# WNYMMA Academy



## WNYMMA (Dec 23, 2006)

Has anyone here been out to train with us in Lockport?

www.wnymma.com

We have a new Judo program in place.


----------



## Tez3 (Dec 23, 2006)

That's a nice site! You don't however teach MMA as a class? I can see you have the elements separately but not a class as a whole.


----------



## WNYMMA (Dec 23, 2006)

The sparring on Tuesday and Thursday combines all elements.
Standing, trading strikes, getting inside to clinch or take down, then on to submission or return to standing if they choose.

M,W,F,SU the sparring is basically newaza or ground fighting but some of the students prefer to focus on a particular element of training depending on their current weaknesses.
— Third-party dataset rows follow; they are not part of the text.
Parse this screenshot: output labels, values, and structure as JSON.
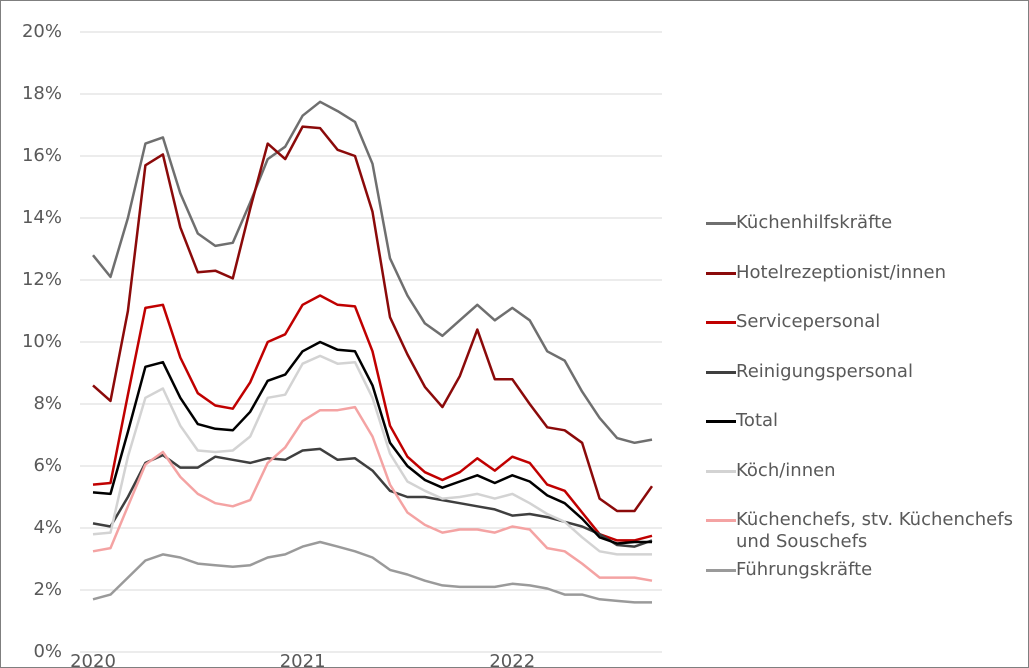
{
  "chart_data": {
    "type": "line",
    "categories": [
      "2020",
      null,
      null,
      null,
      null,
      null,
      null,
      null,
      null,
      null,
      null,
      null,
      "2021",
      null,
      null,
      null,
      null,
      null,
      null,
      null,
      null,
      null,
      null,
      null,
      "2022",
      null,
      null,
      null,
      null,
      null,
      null,
      null,
      null
    ],
    "ylim": [
      0,
      20
    ],
    "yticks": [
      {
        "value": 0,
        "label": "0%"
      },
      {
        "value": 2,
        "label": "2%"
      },
      {
        "value": 4,
        "label": "4%"
      },
      {
        "value": 6,
        "label": "6%"
      },
      {
        "value": 8,
        "label": "8%"
      },
      {
        "value": 10,
        "label": "10%"
      },
      {
        "value": 12,
        "label": "12%"
      },
      {
        "value": 14,
        "label": "14%"
      },
      {
        "value": 16,
        "label": "16%"
      },
      {
        "value": 18,
        "label": "18%"
      },
      {
        "value": 20,
        "label": "20%"
      }
    ],
    "grid": true,
    "series": [
      {
        "name": "Küchenhilfskräfte",
        "color": "#6f6f6f",
        "values": [
          12.8,
          12.1,
          14,
          16.4,
          16.6,
          14.8,
          13.5,
          13.1,
          13.2,
          14.5,
          15.9,
          16.3,
          17.3,
          17.75,
          17.45,
          17.1,
          15.75,
          12.7,
          11.5,
          10.6,
          10.2,
          10.7,
          11.2,
          10.7,
          11.1,
          10.7,
          9.7,
          9.4,
          8.4,
          7.55,
          6.9,
          6.75,
          6.85
        ]
      },
      {
        "name": "Hotelrezeptionist/innen",
        "color": "#8b0a0a",
        "values": [
          8.6,
          8.1,
          11,
          15.7,
          16.05,
          13.7,
          12.25,
          12.3,
          12.05,
          14.3,
          16.4,
          15.9,
          16.95,
          16.9,
          16.2,
          16,
          14.2,
          10.8,
          9.6,
          8.55,
          7.9,
          8.9,
          10.4,
          8.8,
          8.8,
          8,
          7.25,
          7.15,
          6.75,
          4.95,
          4.55,
          4.55,
          5.35
        ]
      },
      {
        "name": "Servicepersonal",
        "color": "#c00000",
        "values": [
          5.4,
          5.45,
          8.3,
          11.1,
          11.2,
          9.5,
          8.35,
          7.95,
          7.85,
          8.7,
          10,
          10.25,
          11.2,
          11.5,
          11.2,
          11.15,
          9.7,
          7.3,
          6.3,
          5.8,
          5.55,
          5.8,
          6.25,
          5.85,
          6.3,
          6.1,
          5.4,
          5.2,
          4.5,
          3.8,
          3.6,
          3.6,
          3.75
        ]
      },
      {
        "name": "Reinigungspersonal",
        "color": "#3f3f3f",
        "values": [
          4.15,
          4.05,
          5,
          6.1,
          6.35,
          5.95,
          5.95,
          6.3,
          6.2,
          6.1,
          6.25,
          6.2,
          6.5,
          6.55,
          6.2,
          6.25,
          5.85,
          5.2,
          5,
          5,
          4.9,
          4.8,
          4.7,
          4.6,
          4.4,
          4.45,
          4.35,
          4.2,
          4.05,
          3.8,
          3.45,
          3.4,
          3.6
        ]
      },
      {
        "name": "Total",
        "color": "#000000",
        "values": [
          5.15,
          5.1,
          7.1,
          9.2,
          9.35,
          8.2,
          7.35,
          7.2,
          7.15,
          7.75,
          8.75,
          8.95,
          9.7,
          10,
          9.75,
          9.7,
          8.6,
          6.75,
          6,
          5.55,
          5.3,
          5.5,
          5.7,
          5.45,
          5.7,
          5.5,
          5.05,
          4.8,
          4.3,
          3.7,
          3.5,
          3.55,
          3.55
        ]
      },
      {
        "name": "Köch/innen",
        "color": "#d3d3d3",
        "values": [
          3.8,
          3.85,
          6.3,
          8.2,
          8.5,
          7.3,
          6.5,
          6.45,
          6.5,
          6.95,
          8.2,
          8.3,
          9.3,
          9.55,
          9.3,
          9.35,
          8.2,
          6.4,
          5.5,
          5.2,
          4.95,
          5,
          5.1,
          4.95,
          5.1,
          4.8,
          4.45,
          4.2,
          3.7,
          3.25,
          3.15,
          3.15,
          3.15
        ]
      },
      {
        "name": "Küchenchefs, stv. Küchenchefs und Souschefs",
        "color": "#f4a3a3",
        "values": [
          3.25,
          3.35,
          4.7,
          6.05,
          6.45,
          5.65,
          5.1,
          4.8,
          4.7,
          4.9,
          6.1,
          6.6,
          7.45,
          7.8,
          7.8,
          7.9,
          6.95,
          5.4,
          4.5,
          4.1,
          3.85,
          3.95,
          3.95,
          3.85,
          4.05,
          3.95,
          3.35,
          3.25,
          2.85,
          2.4,
          2.4,
          2.4,
          2.3
        ]
      },
      {
        "name": "Führungskräfte",
        "color": "#9a9a9a",
        "values": [
          1.7,
          1.85,
          2.4,
          2.95,
          3.15,
          3.05,
          2.85,
          2.8,
          2.75,
          2.8,
          3.05,
          3.15,
          3.4,
          3.55,
          3.4,
          3.25,
          3.05,
          2.65,
          2.5,
          2.3,
          2.15,
          2.1,
          2.1,
          2.1,
          2.2,
          2.15,
          2.05,
          1.85,
          1.85,
          1.7,
          1.65,
          1.6,
          1.6
        ]
      }
    ]
  }
}
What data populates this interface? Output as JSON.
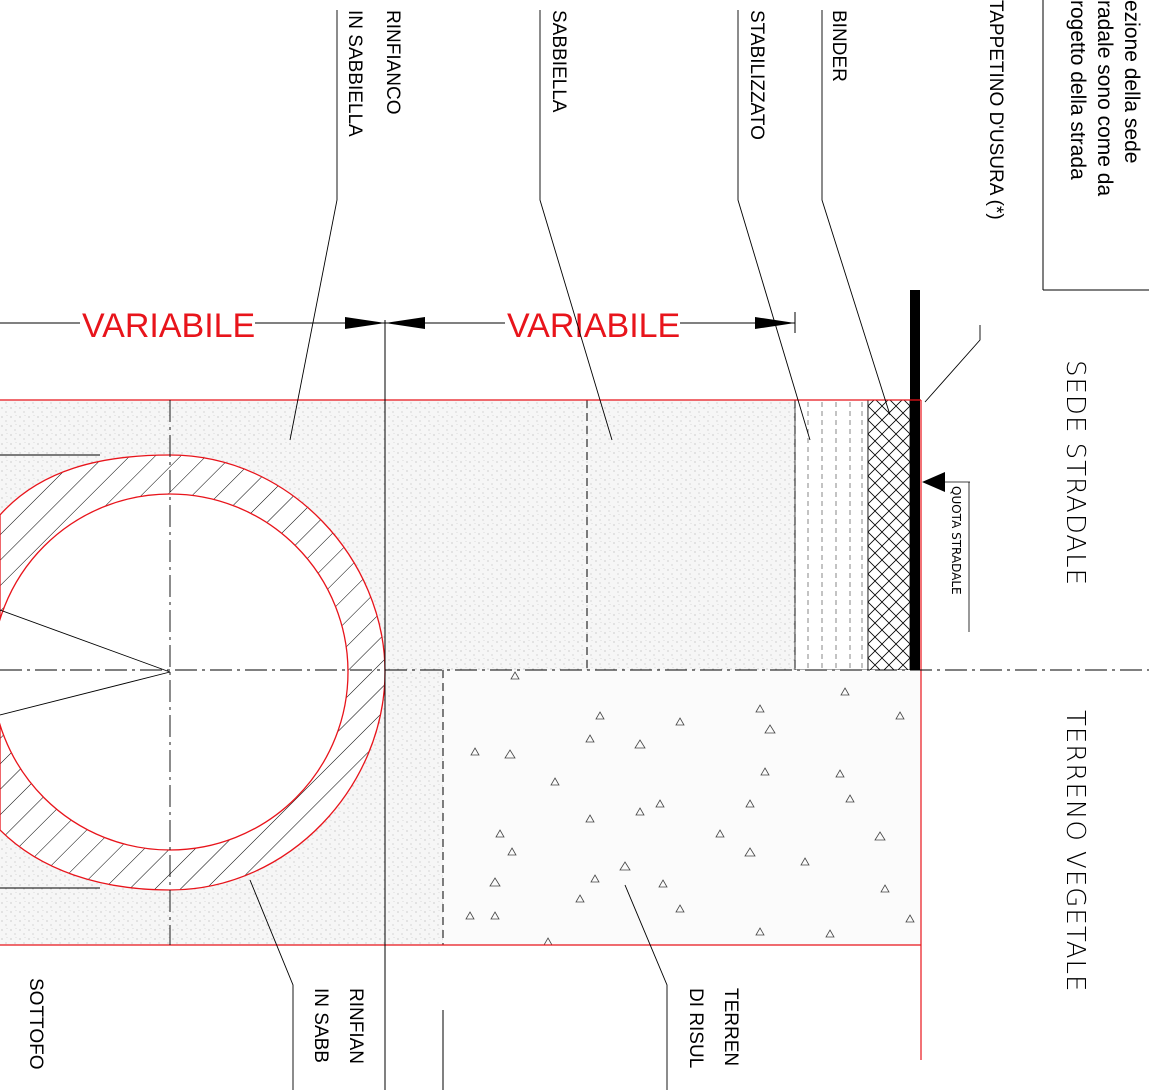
{
  "section_labels": {
    "sede_stradale": "SEDE STRADALE",
    "terreno_vegetale": "TERRENO VEGETALE",
    "quota_stradale": "QUOTA STRADALE"
  },
  "dimensions": {
    "variabile_left": "VARIABILE",
    "variabile_right": "VARIABILE"
  },
  "layer_labels": {
    "tappetino": "TAPPETINO D'USURA (*)",
    "binder": "BINDER",
    "stabilizzato": "STABILIZZATO",
    "sabbiella": "SABBIELLA",
    "rinfianco_top_1": "RINFIANCO",
    "rinfianco_top_2": "IN SABBIELLA",
    "rinfianco_bottom_1": "RINFIAN",
    "rinfianco_bottom_2": "IN SABB",
    "terreno_1": "TERREN",
    "terreno_2": "DI RISUL",
    "sottofondo_1": "SOTTOFO"
  },
  "note": {
    "line1": "ezione della sede",
    "line2": "radale sono come da",
    "line3": "rogetto della strada"
  },
  "colors": {
    "outline_red": "#e8141b",
    "ink": "#000000",
    "fill_sand": "#f4f4f4"
  }
}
Does the schedule give the impression that our curriculum does not follow the priciples of MMA?

Thank you for responding, happy holidays!


----------



## Tez3 (Dec 24, 2006)

No, it's a good site! Has a good explanation of MMA.  I'll post it up on sites over here if you don't mind? You may get an invasion of Brits lol! good luck with it. I have a fond hope of saving up enough to come to New York shopping so if I do I will come visiting. We are in the process of updating and changing our website so when it's done I'll put you onto links too. At the moment it's a bit basic and old but it's www.prideandglory.tv. have a good holiday!


----------



## Tez3 (Jan 17, 2007)

Our new site is up and being built. I'll add your website to ours links! 
www.shotaikai.co.uk


----------



## WNYMMA (Apr 9, 2009)

Been awhile since i reminded the folks that we discontinued Judo and surged forward with BJJ.

Lots of updates on the website too.

Salute'





WNYMMA said:


> Has anyone here been out to train with us in Lockport?
> 
> www.wnymma.com
> 
> We have a new Judo program in place.


----------